Ya casi se encontraban y yo seguía gritando con todas mis fuerzas, aunque sabía que ninguno de ellos me podía oír. Traté de transmitir mi voluntad al conductor del auto amarillo para que volviera a su carril, pero fue inútil. Desde arriba parecía que sólo estaban a dos centímetros de distancia.

Me dolía la garganta y tenía el cuerpo rígido. La avioneta dobló bruscamente por el cielo al concentrarme en la escena que tenía lugar abajo, mientras sostenía firme la palanca hacia la izquierda y el timón direccional inclinado hacia adelante.

De súbito, el auto azul viró bruscamente hacia el lado derecho del camino al percibir el peligro al que se acercaba; pero el auto amarillo hizo lo mismo. Virando a la izquierda en una tentativa de evitar el percance, el conductor había dirigido su automóvil directamente hacia él.

Ningún sonido llegó a mis oídos cuando los dos autos chocaron; reinaba un singular silencio y una nube de polvo explotó rodeándolos. El auto azul había sido lanzado hacia atrás y a un lado del abismo. Una pieza de uno de los autos revoloteó por el aire lanzando chispazos al recibir los reflejos del sol. Una pequeña figura humana salió volando de uno de los autos hacia el campo, rebotó y luego quedó inmóvil.

Todo había terminado.

Me hundí en el asiento y de pronto me di cuenta de que el pequeño aeroplano estaba casi fuera de control. Casi instintivamente logré que la avioneta continuara su vuelo normal y seguí volando en círculos, observando el movimiento lento de las radio patrullas, y los camiones de bomberos y ambulancias que se acercaban a la escena de la tragedia desdé los pueblos vecinos.

La pequeña avioneta y yo continuamos en la misma moción de vuelo; y al recordar lo sucedido me sentí enfermo; me sentí inútil y frustrado. ¡Había tratado de ayudarlos! Había tratado de evitar que sucediera, pero los conductores de ambos automóviles no me habían escuchado. Sentí que las lágrimas me corrían por la cara.
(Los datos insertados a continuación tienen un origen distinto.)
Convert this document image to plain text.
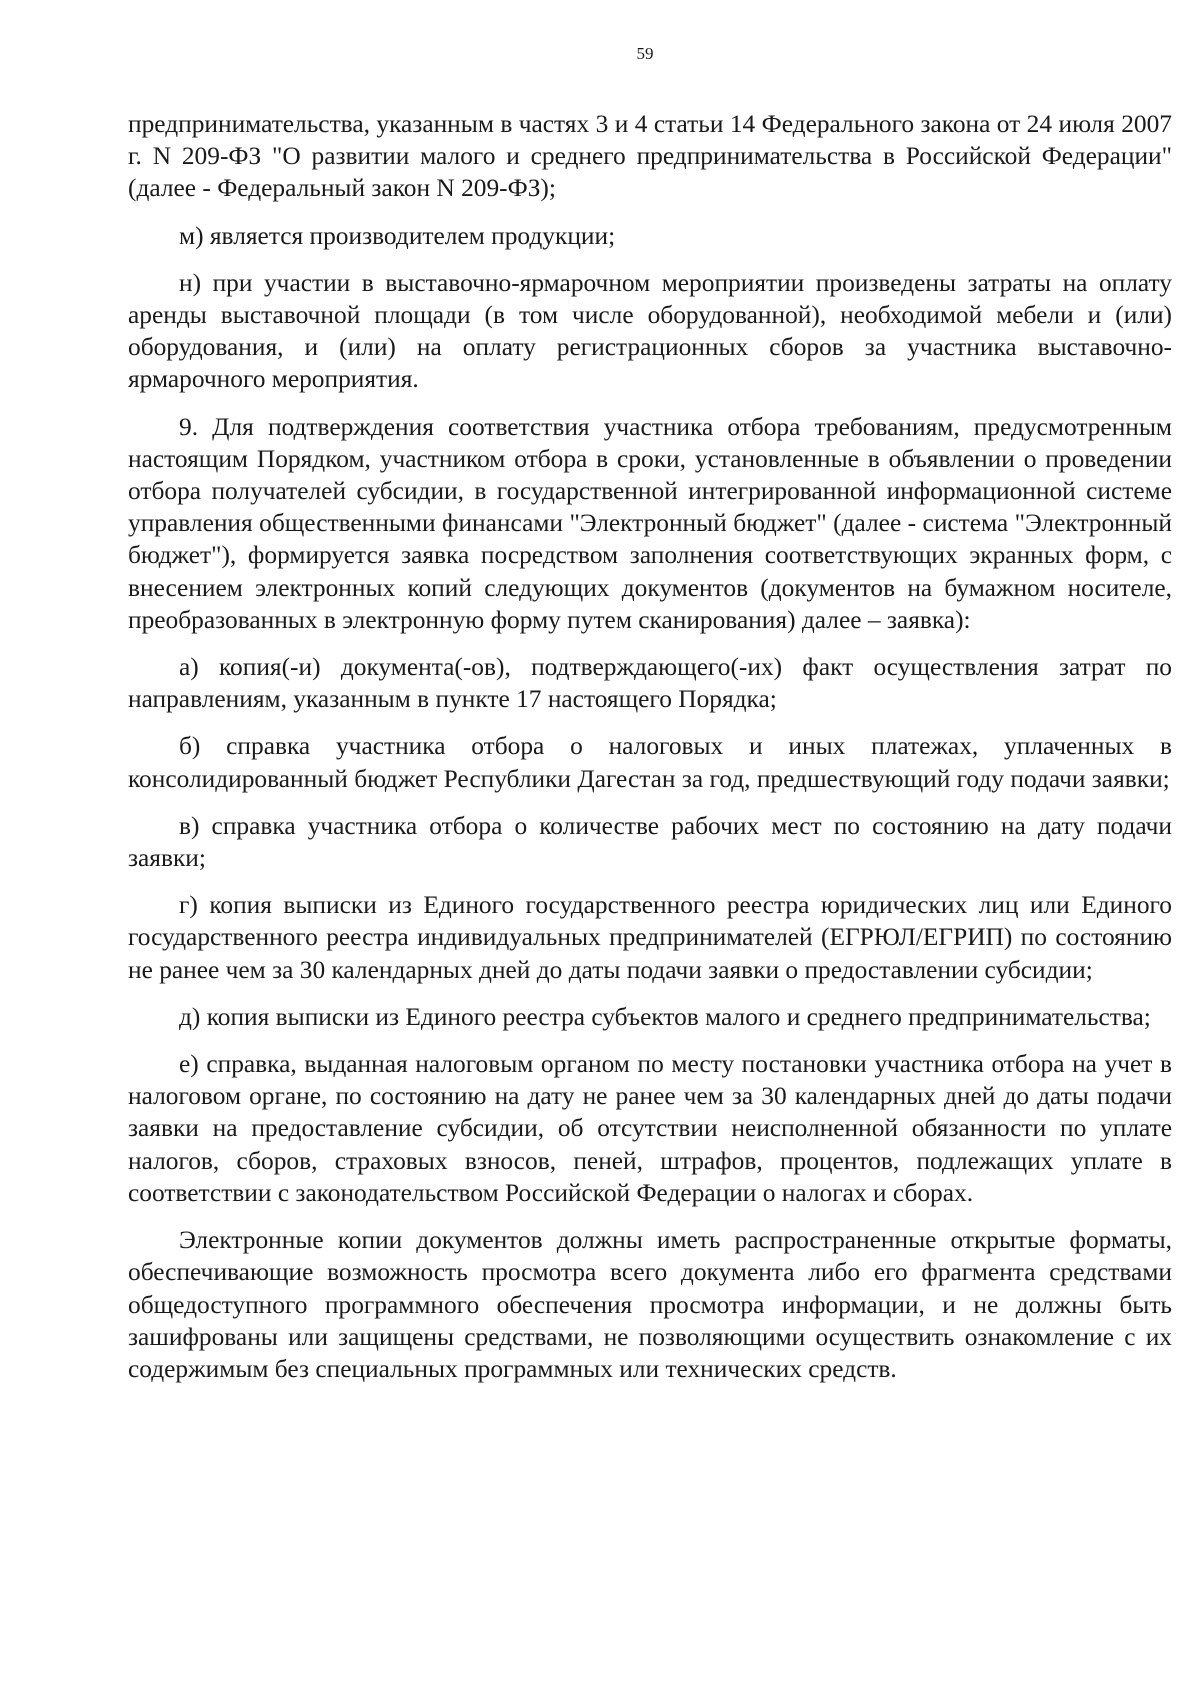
59

предпринимательства, указанным в частях 3 и 4 статьи 14 Федерального закона от 24 июля 2007 г. N 209-ФЗ "О развитии малого и среднего предпринимательства в Российской Федерации" (далее - Федеральный закон N 209-ФЗ);

м) является производителем продукции;

н) при участии в выставочно-ярмарочном мероприятии произведены затраты на оплату аренды выставочной площади (в том числе оборудованной), необходимой мебели и (или) оборудования, и (или) на оплату регистрационных сборов за участника выставочно-ярмарочного мероприятия.

9. Для подтверждения соответствия участника отбора требованиям, предусмотренным настоящим Порядком, участником отбора в сроки, установленные в объявлении о проведении отбора получателей субсидии, в государственной интегрированной информационной системе управления общественными финансами "Электронный бюджет" (далее - система "Электронный бюджет"), формируется заявка посредством заполнения соответствующих экранных форм, с внесением электронных копий следующих документов (документов на бумажном носителе, преобразованных в электронную форму путем сканирования) далее – заявка):

а) копия(-и) документа(-ов), подтверждающего(-их) факт осуществления затрат по направлениям, указанным в пункте 17 настоящего Порядка;

б) справка участника отбора о налоговых и иных платежах, уплаченных в консолидированный бюджет Республики Дагестан за год, предшествующий году подачи заявки;

в) справка участника отбора о количестве рабочих мест по состоянию на дату подачи заявки;

г) копия выписки из Единого государственного реестра юридических лиц или Единого государственного реестра индивидуальных предпринимателей (ЕГРЮЛ/ЕГРИП) по состоянию не ранее чем за 30 календарных дней до даты подачи заявки о предоставлении субсидии;

д) копия выписки из Единого реестра субъектов малого и среднего предпринимательства;

е) справка, выданная налоговым органом по месту постановки участника отбора на учет в налоговом органе, по состоянию на дату не ранее чем за 30 календарных дней до даты подачи заявки на предоставление субсидии, об отсутствии неисполненной обязанности по уплате налогов, сборов, страховых взносов, пеней, штрафов, процентов, подлежащих уплате в соответствии с законодательством Российской Федерации о налогах и сборах.

Электронные копии документов должны иметь распространенные открытые форматы, обеспечивающие возможность просмотра всего документа либо его фрагмента средствами общедоступного программного обеспечения просмотра информации, и не должны быть зашифрованы или защищены средствами, не позволяющими осуществить ознакомление с их содержимым без специальных программных или технических средств.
El sol se estaba ocultando en el cielo cuando las ruedas pasaron rozando el césped que crecía junto a la pista de aterrizaje. La pequeña avioneta se detuvo en su punto de parada y la hélice giró lentamente hasta detenerse.

Me quedé sentado en silencio, escuchando un coro de grillos en el césped húmedo y los ruidos que producía el motor al enfriarse. Todavía estaba temblando.

Más tarde me enteré que seis personas habían perecido en el accidente; ninguno de los pasajeros se había salvado.

Estaba atando las cadenas que sujetan la avioneta para mantenerla fija en el suelo, cuando me vino a la mente una idea repentina: Ahora puedes imaginarte cómo se siente El. Ahora sabes cómo se siente nuestro Padre Celestial allá en lo alto, sin poder hacer nada para evitamos los golpes, por haberse comprometido a permitimos nuestro libre albedrío, mientras nos observa cuando rehusamos oír sus advertencias espirituales y nos dirigimos a cometer errores tontos.